I only had a moment to make a decision. I didn’t have a clue what might be going on. It was probably Alastair, mucking around, but we’d been warned so often to be on guard. There’d been lots of ads saying things like ‘Every bell is an alarm bell.’ ‘Be super alert.’ A light turning on and off was probably nothing. But ignoring it seemed like a bad idea.
I told Gavin to wake Homer, which I knew he’d enjoy, and I ran forward to stop the bus. Barry was driving. He was pretty easygoing and when I told him we wanted to get off he just shrugged and pulled over. I didn’t tell him why, because I was already feeling a bit stupid. I mean, what were we doing? Getting off in the middle of nowhere because the Youngs’ house had a problem with electricity? How were we meant to get home?
Homer was really grumpy, like a bear who’s just come out of hibernation. The bus galumphed away down the road. ‘What’s this all about?’ Homer asked.
‘Gavin said there’s a light upstairs at the Youngs’ place that keeps going on and off.’
‘So what?’ He hesitated, then relented a bit. ‘Oh well, I suppose we’d better check it out, seeing we’re here now.’
‘We’re getting like Nancy Drew or the Hardy Boys or something, solving mysteries.’
‘Well, it does sound a bit odd. The light, I mean.’
We walked quite quickly down the road.

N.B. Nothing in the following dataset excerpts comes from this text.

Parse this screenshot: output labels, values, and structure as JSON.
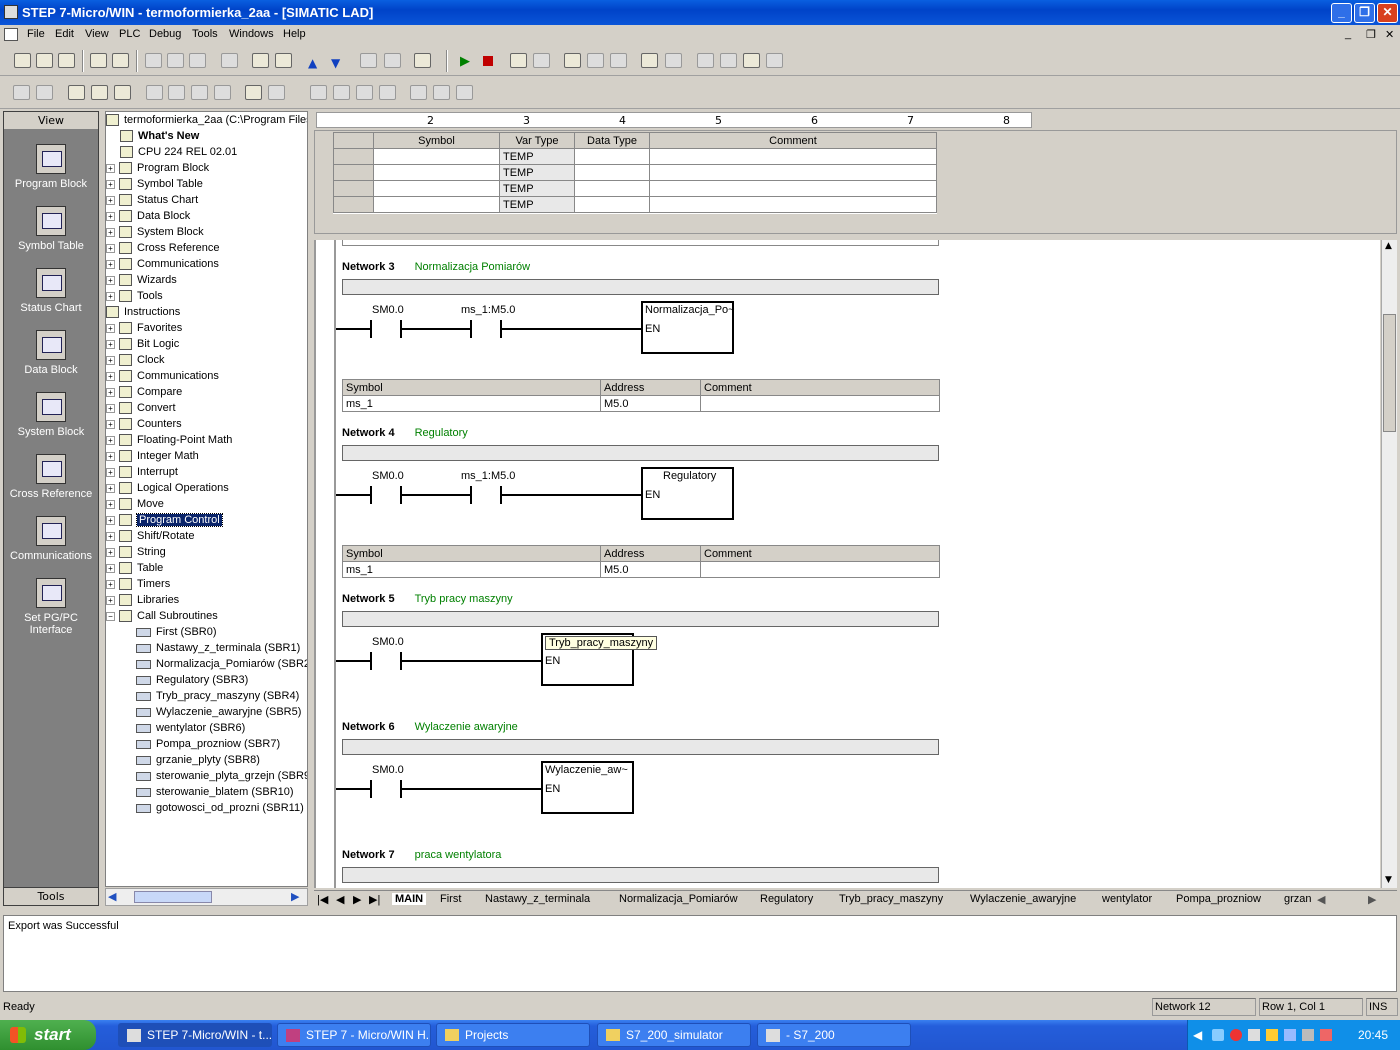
{
  "window": {
    "title": "STEP 7-Micro/WIN - termoformierka_2aa - [SIMATIC LAD]"
  },
  "menu": [
    "File",
    "Edit",
    "View",
    "PLC",
    "Debug",
    "Tools",
    "Windows",
    "Help"
  ],
  "viewbar": {
    "header": "View",
    "items": [
      "Program Block",
      "Symbol Table",
      "Status Chart",
      "Data Block",
      "System Block",
      "Cross Reference",
      "Communications",
      "Set PG/PC Interface"
    ],
    "footer": "Tools"
  },
  "tree": {
    "root": "termoformierka_2aa (C:\\Program Files\\S",
    "items": [
      "What's New",
      "CPU 224 REL 02.01",
      "Program Block",
      "Symbol Table",
      "Status Chart",
      "Data Block",
      "System Block",
      "Cross Reference",
      "Communications",
      "Wizards",
      "Tools"
    ],
    "instructions_label": "Instructions",
    "instructions": [
      "Favorites",
      "Bit Logic",
      "Clock",
      "Communications",
      "Compare",
      "Convert",
      "Counters",
      "Floating-Point Math",
      "Integer Math",
      "Interrupt",
      "Logical Operations",
      "Move",
      "Program Control",
      "Shift/Rotate",
      "String",
      "Table",
      "Timers",
      "Libraries",
      "Call Subroutines"
    ],
    "subroutines": [
      "First (SBR0)",
      "Nastawy_z_terminala (SBR1)",
      "Normalizacja_Pomiarów (SBR2",
      "Regulatory (SBR3)",
      "Tryb_pracy_maszyny (SBR4)",
      "Wylaczenie_awaryjne (SBR5)",
      "wentylator (SBR6)",
      "Pompa_prozniow (SBR7)",
      "grzanie_plyty (SBR8)",
      "sterowanie_plyta_grzejn (SBR9",
      "sterowanie_blatem (SBR10)",
      "gotowosci_od_prozni (SBR11)"
    ]
  },
  "ruler": [
    "2",
    "3",
    "4",
    "5",
    "6",
    "7",
    "8"
  ],
  "vartable": {
    "headers": [
      "Symbol",
      "Var Type",
      "Data Type",
      "Comment"
    ],
    "rows": [
      "TEMP",
      "TEMP",
      "TEMP",
      "TEMP"
    ]
  },
  "networks": [
    {
      "label": "Network 3",
      "comment": "Normalizacja Pomiarów",
      "contact1": "SM0.0",
      "contact2": "ms_1:M5.0",
      "box": "Normalizacja_Po~",
      "en": "EN",
      "symtable": {
        "headers": [
          "Symbol",
          "Address",
          "Comment"
        ],
        "row": [
          "ms_1",
          "M5.0",
          ""
        ]
      }
    },
    {
      "label": "Network 4",
      "comment": "Regulatory",
      "contact1": "SM0.0",
      "contact2": "ms_1:M5.0",
      "box": "Regulatory",
      "en": "EN",
      "symtable": {
        "headers": [
          "Symbol",
          "Address",
          "Comment"
        ],
        "row": [
          "ms_1",
          "M5.0",
          ""
        ]
      }
    },
    {
      "label": "Network 5",
      "comment": "Tryb pracy maszyny",
      "contact1": "SM0.0",
      "box": "Tryb_pracy_maszyny",
      "en": "EN"
    },
    {
      "label": "Network 6",
      "comment": "Wylaczenie awaryjne",
      "contact1": "SM0.0",
      "box": "Wylaczenie_aw~",
      "en": "EN"
    },
    {
      "label": "Network 7",
      "comment": "praca wentylatora"
    }
  ],
  "tabs": [
    "MAIN",
    "First",
    "Nastawy_z_terminala",
    "Normalizacja_Pomiarów",
    "Regulatory",
    "Tryb_pracy_maszyny",
    "Wylaczenie_awaryjne",
    "wentylator",
    "Pompa_prozniow",
    "grzan"
  ],
  "output": "Export was Successful",
  "status": {
    "ready": "Ready",
    "network": "Network 12",
    "position": "Row 1, Col 1",
    "mode": "INS"
  },
  "taskbar": {
    "start": "start",
    "tasks": [
      "STEP 7-Micro/WIN - t...",
      "STEP 7 - Micro/WIN H...",
      "Projects",
      "S7_200_simulator",
      "- S7_200"
    ],
    "clock": "20:45"
  }
}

As we went Homer pulled out his mobile and dialled a number. To me he muttered, ‘I’m going to tell Liberation what we’re doing. We need to tell someone.’
‘Good idea.’
I couldn’t hear who answered, though I wished I could. Homer did all the talking anyway, then the other person said something, and that was the end of the conversation.
‘You could ring the Youngs,’ I suggested.